Council likely to reduce compost facility hours of operation

T-R FILE PHOTO The days and hours of operation at the Marshalltown Compost Facility, located at 900 Woodland St., will likely be reduced to Friday, Saturday and Sunday after the city council discussed the matter during Monday night’s meeting.

After discussing the Center Street viaduct repair project during Monday night’s meeting, Marshalltown Public Works Director Heather Thomas again came before the city council to present options for reducing the hours of operation at the compost facility.

According to Thomas, the facility is currently open seven days a week (10 a.m. to 6 p.m. Monday through Friday, 9 a.m. to 4 p.m. Saturday and noon to 4 p.m. Sunday) and is running on a deficit. She said price adjustments had been made — particularly for larger loads — but she didn’t expect them to get the facility back to a breakeven point financially.

If the current trajectory continues, Thomas worried there would not be enough money to purchase necessary equipment in fiscal year 2025.

“This solution or option that we’re presenting tonight of reducing the days of operation when our compost facility is open does not solve that entire problem, but it’s a step in the right direction in order to reduce the expenses and try to build some revenue,” she said.

She then noted that in the last two years, there have been 48 days when the facility did not bring in enough material to cover the cost of staff wages.

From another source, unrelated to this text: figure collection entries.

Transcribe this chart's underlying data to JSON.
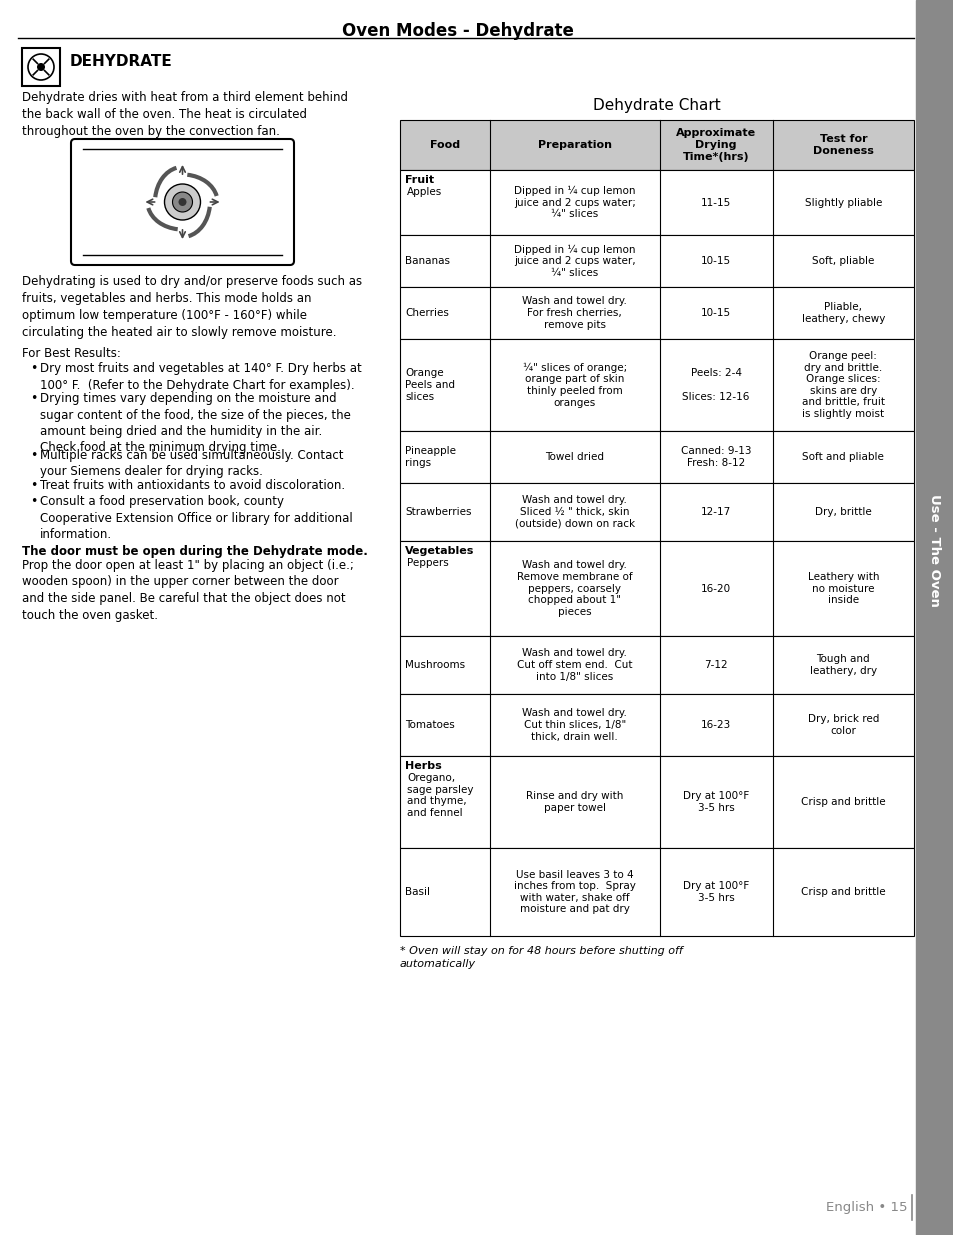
{
  "page_title": "Oven Modes - Dehydrate",
  "section_title": "DEHYDRATE",
  "section_text": "Dehydrate dries with heat from a third element behind\nthe back wall of the oven. The heat is circulated\nthroughout the oven by the convection fan.",
  "body_text": "Dehydrating is used to dry and/or preserve foods such as\nfruits, vegetables and herbs. This mode holds an\noptimum low temperature (100°F - 160°F) while\ncirculating the heated air to slowly remove moisture.",
  "best_results_title": "For Best Results:",
  "best_results_bullets": [
    "Dry most fruits and vegetables at 140° F. Dry herbs at\n100° F.  (Refer to the Dehydrate Chart for examples).",
    "Drying times vary depending on the moisture and\nsugar content of the food, the size of the pieces, the\namount being dried and the humidity in the air.\nCheck food at the minimum drying time.",
    "Multiple racks can be used simultaneously. Contact\nyour Siemens dealer for drying racks.",
    "Treat fruits with antioxidants to avoid discoloration.",
    "Consult a food preservation book, county\nCooperative Extension Office or library for additional\ninformation."
  ],
  "door_warning_bold": "The door must be open during the Dehydrate mode.",
  "door_warning_text": "Prop the door open at least 1\" by placing an object (i.e.;\nwooden spoon) in the upper corner between the door\nand the side panel. Be careful that the object does not\ntouch the oven gasket.",
  "chart_title": "Dehydrate Chart",
  "chart_headers": [
    "Food",
    "Preparation",
    "Approximate\nDrying\nTime*(hrs)",
    "Test for\nDoneness"
  ],
  "header_bg": "#c8c8c8",
  "chart_rows": [
    {
      "category": "Fruit",
      "food": "Apples",
      "preparation": "Dipped in ¼ cup lemon\njuice and 2 cups water;\n¼\" slices",
      "time": "11-15",
      "doneness": "Slightly pliable"
    },
    {
      "category": "",
      "food": "Bananas",
      "preparation": "Dipped in ¼ cup lemon\njuice and 2 cups water,\n¼\" slices",
      "time": "10-15",
      "doneness": "Soft, pliable"
    },
    {
      "category": "",
      "food": "Cherries",
      "preparation": "Wash and towel dry.\nFor fresh cherries,\nremove pits",
      "time": "10-15",
      "doneness": "Pliable,\nleathery, chewy"
    },
    {
      "category": "",
      "food": "Orange\nPeels and\nslices",
      "preparation": "¼\" slices of orange;\norange part of skin\nthinly peeled from\noranges",
      "time": "Peels: 2-4\n\nSlices: 12-16",
      "doneness": "Orange peel:\ndry and brittle.\nOrange slices:\nskins are dry\nand brittle, fruit\nis slightly moist"
    },
    {
      "category": "",
      "food": "Pineapple\nrings",
      "preparation": "Towel dried",
      "time": "Canned: 9-13\nFresh: 8-12",
      "doneness": "Soft and pliable"
    },
    {
      "category": "",
      "food": "Strawberries",
      "preparation": "Wash and towel dry.\nSliced ½ \" thick, skin\n(outside) down on rack",
      "time": "12-17",
      "doneness": "Dry, brittle"
    },
    {
      "category": "Vegetables",
      "food": "Peppers",
      "preparation": "Wash and towel dry.\nRemove membrane of\npeppers, coarsely\nchopped about 1\"\npieces",
      "time": "16-20",
      "doneness": "Leathery with\nno moisture\ninside"
    },
    {
      "category": "",
      "food": "Mushrooms",
      "preparation": "Wash and towel dry.\nCut off stem end.  Cut\ninto 1/8\" slices",
      "time": "7-12",
      "doneness": "Tough and\nleathery, dry"
    },
    {
      "category": "",
      "food": "Tomatoes",
      "preparation": "Wash and towel dry.\nCut thin slices, 1/8\"\nthick, drain well.",
      "time": "16-23",
      "doneness": "Dry, brick red\ncolor"
    },
    {
      "category": "Herbs",
      "food": "Oregano,\nsage parsley\nand thyme,\nand fennel",
      "preparation": "Rinse and dry with\npaper towel",
      "time": "Dry at 100°F\n3-5 hrs",
      "doneness": "Crisp and brittle"
    },
    {
      "category": "",
      "food": "Basil",
      "preparation": "Use basil leaves 3 to 4\ninches from top.  Spray\nwith water, shake off\nmoisture and pat dry",
      "time": "Dry at 100°F\n3-5 hrs",
      "doneness": "Crisp and brittle"
    }
  ],
  "footnote": "* Oven will stay on for 48 hours before shutting off\nautomatically",
  "sidebar_color": "#898989",
  "sidebar_text": "Use - The Oven",
  "page_number_text": "English • 15",
  "page_number_color": "#888888",
  "background_color": "#ffffff"
}
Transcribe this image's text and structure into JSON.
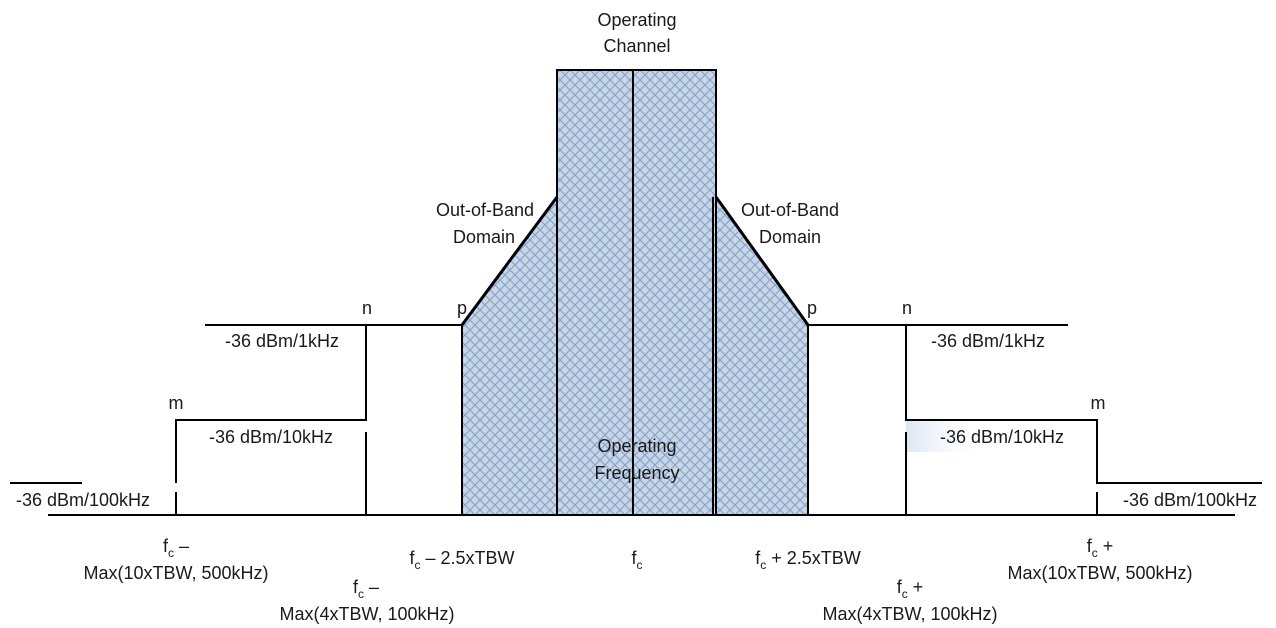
{
  "title": {
    "line1": "Operating",
    "line2": "Channel"
  },
  "center": {
    "line1": "Operating",
    "line2": "Frequency"
  },
  "oob": {
    "line1": "Out-of-Band",
    "line2": "Domain"
  },
  "points": {
    "n": "n",
    "p": "p",
    "m": "m"
  },
  "levels": {
    "khz1": "-36 dBm/1kHz",
    "khz10": "-36 dBm/10kHz",
    "khz100": "-36 dBm/100kHz"
  },
  "freq": {
    "f": "f",
    "c": "c",
    "minus": " –",
    "plus": " +",
    "minus_25": " – 2.5xTBW",
    "plus_25": " + 2.5xTBW",
    "max10": "Max(10xTBW, 500kHz)",
    "max4": "Max(4xTBW, 100kHz)"
  },
  "colors": {
    "fill": "#cdd5e0",
    "hatch": "#7fa6d8",
    "line": "#000000"
  }
}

There are six part-time compost attendants currently employed, and they make $9 an hour with a quarter raise for each year they stay up to a maximum wage of $10 an hour.

According to Thomas’s information, Wednesday and Thursdays are, on average, the least busy days at the facility, and Saturday is the day the facility takes in the most material. She then laid out a pair of options: keeping the facility open Monday, Tuesday, Friday and Saturday for an estimated wage savings of about $8,700 per year or opening Tuesdays, Fridays, Saturdays and Sundays with a potential savings of about $10,200 annually.

“This is, again, totally an optional thing. It’s not something we have to do, but we wanted to see if there was any support in doing this. In addition to helping us with the gap between revenues and expenses, we have had issues staffing the facility,” Thomas said.

The reductions could also allow Thomas to reduce the number of staffers from six to four, according to Thomas. Mayor Joel Greer asked Thomas about potential tension between individuals who recycle their compost and commercial haulers, wondering which day of the week the commercial haulers might miss the most.

Thomas said commercial haulers can pay for a $500 license that gives them a gate code and allows them to dump whenever they wish to on a 24/7 basis, with a camera system tracking when they enter and leave. Councilor Gary Thompson suggested that commercial haulers be required to obtain a gate key and that the facility should only be open to the public on Saturdays and Sundays.

Fellow Councilor Jeff Schneider asked if Friday could be added to keep one weekday available, and Thomas noted that street department staff can assist customers with loading material into their vehicle during regular business hours between Monday and Friday.

Councilor Mike Ladehoff said he believed Fridays, Saturdays and Sundays would be the most convenient for homeowners, and fellow Councilor Dex Walker added that he didn’t believe the compost loading services, while convenient, made it worth staying open extra days.

Councilor Gabe Isom agreed with the Friday, Saturday and Sunday plan, and Thompson said he would be fine with it as it didn’t have to be “set in stone” for the time being.

A motion from Schneider to direct staff to bring back a formal resolution to a future meeting that would formally reduce the days of operation to Friday, Saturday and Sunday carried by a unanimous 7-0 tally.